Subset string by counting specific characters

I have the following strings:

strings <- c("ABBSDGNHNGA", "AABSDGDRY", "AGNAFG", "GGGDSRTYHG")

I want to cut off the string, as soon as the number of occurances of A, G and N reach a certain value, say 3. In that case, the result should be:

some_function(strings)

c("ABBSDGN", "AABSDG", "AGN", "GGG")

I tried to use the stringi, stringr and regex expressions but I can't figure it out.

Solution

You can accomplish your task with a simple call to str_extract from the stringr package:

library(stringr)

strings <- c("ABBSDGNHNGA", "AABSDGDRY", "AGNAFG", "GGGDSRTYHG")

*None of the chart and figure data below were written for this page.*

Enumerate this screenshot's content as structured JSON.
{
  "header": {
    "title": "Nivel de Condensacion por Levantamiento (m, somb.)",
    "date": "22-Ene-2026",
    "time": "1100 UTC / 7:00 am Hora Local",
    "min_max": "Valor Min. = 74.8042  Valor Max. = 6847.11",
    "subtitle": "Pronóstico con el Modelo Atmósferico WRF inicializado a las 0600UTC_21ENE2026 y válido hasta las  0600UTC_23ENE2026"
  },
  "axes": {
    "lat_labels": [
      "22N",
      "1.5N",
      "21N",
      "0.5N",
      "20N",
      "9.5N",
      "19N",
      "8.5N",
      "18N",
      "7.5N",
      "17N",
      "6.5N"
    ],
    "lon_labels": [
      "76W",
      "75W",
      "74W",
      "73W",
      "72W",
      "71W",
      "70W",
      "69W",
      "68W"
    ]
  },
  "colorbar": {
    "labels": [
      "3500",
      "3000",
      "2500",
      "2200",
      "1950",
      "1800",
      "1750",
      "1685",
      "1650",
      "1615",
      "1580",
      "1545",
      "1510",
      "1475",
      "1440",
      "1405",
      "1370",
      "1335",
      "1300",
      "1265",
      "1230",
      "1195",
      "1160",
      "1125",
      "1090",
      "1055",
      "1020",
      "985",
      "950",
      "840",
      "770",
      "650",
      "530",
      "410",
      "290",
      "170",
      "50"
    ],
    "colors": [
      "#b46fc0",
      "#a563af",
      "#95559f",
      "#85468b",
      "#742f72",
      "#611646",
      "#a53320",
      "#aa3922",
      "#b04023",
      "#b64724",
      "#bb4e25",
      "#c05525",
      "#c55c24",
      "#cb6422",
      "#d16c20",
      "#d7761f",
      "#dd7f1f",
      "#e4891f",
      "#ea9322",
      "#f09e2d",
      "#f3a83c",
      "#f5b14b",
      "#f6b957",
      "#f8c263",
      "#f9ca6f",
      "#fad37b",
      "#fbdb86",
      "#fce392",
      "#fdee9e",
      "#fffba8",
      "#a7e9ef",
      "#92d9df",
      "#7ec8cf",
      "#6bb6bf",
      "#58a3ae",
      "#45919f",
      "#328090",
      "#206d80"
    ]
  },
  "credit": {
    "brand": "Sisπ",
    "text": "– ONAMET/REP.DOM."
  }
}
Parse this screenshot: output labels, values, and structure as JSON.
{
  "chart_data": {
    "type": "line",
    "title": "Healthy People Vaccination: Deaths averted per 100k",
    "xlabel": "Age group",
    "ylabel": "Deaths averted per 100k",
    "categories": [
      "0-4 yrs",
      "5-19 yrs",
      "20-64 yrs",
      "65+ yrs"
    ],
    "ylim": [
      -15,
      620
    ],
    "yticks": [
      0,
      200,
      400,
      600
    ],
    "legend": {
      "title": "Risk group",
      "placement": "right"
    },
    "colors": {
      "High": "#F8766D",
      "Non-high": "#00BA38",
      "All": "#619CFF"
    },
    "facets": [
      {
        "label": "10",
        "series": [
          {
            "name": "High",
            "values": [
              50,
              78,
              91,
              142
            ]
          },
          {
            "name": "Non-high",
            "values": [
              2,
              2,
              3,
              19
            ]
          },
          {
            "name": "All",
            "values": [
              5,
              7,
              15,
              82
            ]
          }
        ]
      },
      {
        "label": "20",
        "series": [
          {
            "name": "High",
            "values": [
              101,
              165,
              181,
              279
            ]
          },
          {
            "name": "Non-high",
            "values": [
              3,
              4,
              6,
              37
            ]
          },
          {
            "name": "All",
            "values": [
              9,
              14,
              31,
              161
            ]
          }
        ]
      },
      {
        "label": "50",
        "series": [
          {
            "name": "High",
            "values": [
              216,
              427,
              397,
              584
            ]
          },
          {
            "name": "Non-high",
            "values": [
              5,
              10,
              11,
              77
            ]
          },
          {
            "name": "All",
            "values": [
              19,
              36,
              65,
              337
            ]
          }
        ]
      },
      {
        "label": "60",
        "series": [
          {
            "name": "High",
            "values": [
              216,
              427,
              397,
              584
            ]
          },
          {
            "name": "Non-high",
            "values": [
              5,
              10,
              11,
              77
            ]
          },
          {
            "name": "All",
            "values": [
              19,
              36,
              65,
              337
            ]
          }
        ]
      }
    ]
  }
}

str_extract(strings, '([^AGN]*[AGN]){3}')
# [1] "ABBSDGN" "AABSDG"  "AGN"     "GGG"

The [^AGN]*[AGN] portion of the regex pattern says to look for zero or more consecutive characters that are not A, G, or N, followed by one instance of A, G, or N. The additional wrapping with parenthesis and braces, like this ([^AGN]*[AGN]){3}, means look for that pattern three times consecutively. You can change the number of occurrences of A, G, N, that you are looking for by changing the integer in the curly braces:

str_extract(strings, '([^AGN]*[AGN]){4}')
# [1] "ABBSDGNHN"  NA           "AGNA"       "GGGDSRTYHG"

There are a couple ways to accomplish your task using base R functions. One is to use regexpr followed by regmatches:

m <- regexpr('([^AGN]*[AGN]){3}', strings)
regmatches(strings, m)
# [1] "ABBSDGN" "AABSDG"  "AGN"     "GGG"

Alternatively, you can use sub:

sub('(([^AGN]*[AGN]){3}).*', '\\1', strings)
# [1] "ABBSDGN" "AABSDG"  "AGN"     "GGG"